The nepo babies can't win, so they might as well lose instead
- Ben Platt's poor handling of a nepo baby question went viral and reignited nepo baby discourse.
- Meanwhile, "The Idol" was so bad, everyone basically forgot Lily-Rose Depp is Johnny Depp's kid.
Just when we thought we'd escaped nepo baby discourse, Ben Platt went and dredged it all up again.
On Friday, Rolling Stone published its interview with Platt, which was conducted prior to the SAG strike and as part of the press tour for Platt's new movie "Theater Camp." The story quickly went viral, and it's not because people are just really excited to see "Theater Camp."
At one point in the interview, reporter Ej Dickson asks Platt about his inclusion in New York Magazine's viral Nepo Baby Issue, an exhaustive look at celebrities who have become famous largely thanks to having already-famous (or at least influential) parents, and what he makes of the discourse surrounding it.

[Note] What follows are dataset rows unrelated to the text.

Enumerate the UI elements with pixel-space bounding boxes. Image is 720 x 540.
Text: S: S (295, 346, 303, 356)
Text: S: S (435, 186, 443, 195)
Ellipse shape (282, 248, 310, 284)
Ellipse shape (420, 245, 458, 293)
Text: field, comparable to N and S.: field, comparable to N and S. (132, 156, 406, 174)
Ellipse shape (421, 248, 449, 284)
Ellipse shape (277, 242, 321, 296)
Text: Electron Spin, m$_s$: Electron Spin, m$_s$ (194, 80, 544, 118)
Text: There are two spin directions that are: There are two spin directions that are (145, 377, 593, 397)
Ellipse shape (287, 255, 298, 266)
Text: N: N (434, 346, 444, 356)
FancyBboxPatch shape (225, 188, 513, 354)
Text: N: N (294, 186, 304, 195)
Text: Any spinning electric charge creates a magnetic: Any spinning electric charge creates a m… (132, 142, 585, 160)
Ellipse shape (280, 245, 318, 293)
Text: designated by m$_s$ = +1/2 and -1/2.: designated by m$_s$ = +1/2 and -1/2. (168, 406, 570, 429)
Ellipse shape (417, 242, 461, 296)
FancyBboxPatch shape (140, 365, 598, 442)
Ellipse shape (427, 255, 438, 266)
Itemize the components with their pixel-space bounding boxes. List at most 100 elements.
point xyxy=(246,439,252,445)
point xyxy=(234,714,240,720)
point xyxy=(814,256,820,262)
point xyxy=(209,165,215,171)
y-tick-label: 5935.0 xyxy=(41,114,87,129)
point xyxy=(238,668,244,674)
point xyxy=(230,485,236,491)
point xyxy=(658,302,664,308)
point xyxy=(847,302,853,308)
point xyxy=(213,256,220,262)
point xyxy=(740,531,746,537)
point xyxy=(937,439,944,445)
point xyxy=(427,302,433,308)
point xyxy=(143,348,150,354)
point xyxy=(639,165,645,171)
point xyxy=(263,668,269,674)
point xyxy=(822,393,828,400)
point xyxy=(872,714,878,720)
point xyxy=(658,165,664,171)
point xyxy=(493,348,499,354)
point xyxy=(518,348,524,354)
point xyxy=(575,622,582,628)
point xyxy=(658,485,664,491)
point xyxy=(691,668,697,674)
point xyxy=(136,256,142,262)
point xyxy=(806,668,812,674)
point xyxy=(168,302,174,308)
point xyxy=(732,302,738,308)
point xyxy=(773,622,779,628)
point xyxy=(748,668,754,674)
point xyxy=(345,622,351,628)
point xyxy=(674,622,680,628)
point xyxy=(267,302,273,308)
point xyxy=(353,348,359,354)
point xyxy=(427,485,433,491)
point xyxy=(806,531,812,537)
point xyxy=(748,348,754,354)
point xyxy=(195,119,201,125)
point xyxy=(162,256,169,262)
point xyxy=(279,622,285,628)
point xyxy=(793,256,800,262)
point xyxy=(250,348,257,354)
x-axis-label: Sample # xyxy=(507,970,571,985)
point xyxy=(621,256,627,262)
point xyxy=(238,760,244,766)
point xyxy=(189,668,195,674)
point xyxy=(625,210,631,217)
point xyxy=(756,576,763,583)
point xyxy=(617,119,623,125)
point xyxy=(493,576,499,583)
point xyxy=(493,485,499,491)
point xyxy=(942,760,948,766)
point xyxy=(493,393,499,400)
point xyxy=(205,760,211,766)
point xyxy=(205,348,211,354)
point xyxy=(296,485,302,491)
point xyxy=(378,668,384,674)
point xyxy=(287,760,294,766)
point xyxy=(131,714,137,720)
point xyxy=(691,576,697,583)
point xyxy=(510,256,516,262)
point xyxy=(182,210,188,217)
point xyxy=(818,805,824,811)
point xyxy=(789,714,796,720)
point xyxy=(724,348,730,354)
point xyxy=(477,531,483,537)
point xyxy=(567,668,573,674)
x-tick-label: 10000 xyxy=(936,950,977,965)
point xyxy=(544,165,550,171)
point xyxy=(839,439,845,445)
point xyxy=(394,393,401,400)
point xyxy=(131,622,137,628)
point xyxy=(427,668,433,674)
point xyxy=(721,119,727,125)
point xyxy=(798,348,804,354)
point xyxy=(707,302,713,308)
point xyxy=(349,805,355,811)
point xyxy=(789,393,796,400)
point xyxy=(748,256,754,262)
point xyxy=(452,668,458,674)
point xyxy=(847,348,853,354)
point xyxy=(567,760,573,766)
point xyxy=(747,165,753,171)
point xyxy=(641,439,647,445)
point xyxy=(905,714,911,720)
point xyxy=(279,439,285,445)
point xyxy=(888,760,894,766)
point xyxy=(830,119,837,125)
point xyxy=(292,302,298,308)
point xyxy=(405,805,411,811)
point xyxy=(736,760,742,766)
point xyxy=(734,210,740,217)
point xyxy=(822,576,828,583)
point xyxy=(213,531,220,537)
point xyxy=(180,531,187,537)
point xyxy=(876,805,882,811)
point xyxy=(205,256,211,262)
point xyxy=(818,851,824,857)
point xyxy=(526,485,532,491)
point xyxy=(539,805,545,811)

"We're going to skip right over that if we can," Platt says in response. When Dickson follows up to clarify that Platt has "no comment" on the topic, Platt's publicist jumps in to cut it off, telling Dickson, "If we could just focus on 'Theater Camp,' that would be great. Thank you."
The exchange ended up being baked into the very framing of an otherwise non-contentious interview (its headline: "Don't Ask Ben Platt This One Question"), and near instantly became fodder for online mockery. Virtually all of the internet derided Platt's sidestepping of the nepotism question.
But Platt — the son of megaproducer Marc Platt, who has been nominated for three Oscars and produced the 2021 movie adaptation of his son's star-making Broadway musical "Dear Evan Hansen" — is just the latest nepo baby being blasted for their response (or lack thereof) to being called out on their nepotism. Celebrities like Gwyneth Paltrow, Hailey Bieber (née Baldwin), Lily Allen, and Jamie Lee Curtis have all been called out for being critical of the discourse or defensive of their privileged start in the industry.
Some nepo babies, however, have been applauded for their response to being called a nepo baby — most notably Allison Williams, whose dad is former TV anchor Brian Williams. "All that people are looking for is an acknowledgement that it's not a level playing field. It's just unfair. Period, end of the story, and no one's really working that hard to make it fair," Williams told Vulture. "To not acknowledge that me getting started as an actress versus someone with zero connections isn't the same — it's ludicrous."
Even Meghan McCain had a better response than Platt's refusal to answer, urging her "fellow 'Nepo babies'" to "just acknowledge your privilege, the opportunities your last name has gotten you and move on" in a December Instagram story.
Interestingly, there's one nepo baby who has managed to skirt the discourse in more recent months — Lily-Rose Depp. She was initially roasted to the high heavens for telling Elle magazine, in an interview for their November cover, that it "doesn't make any sense" for people to "reduce somebody to the idea that they're only there because it's a generational thing." In the same interview, she explained why she's refused to weigh in on her father Johnny Depp's controversies, saying she'd rather be "defined for the things that I put out there" than defined by "the men in my life."
Weirdly, that kind of worked. People are now not really talking about the fact that Lily-Rose Depp is Johnny Depp's daughter. Unfortunately, they're talking about how awful her HBO show "The Idol" is instead. That might be the key, then: Don't want to talk about being a nepo baby? Do something even worse than having famous parents, and everybody will want to talk about that instead.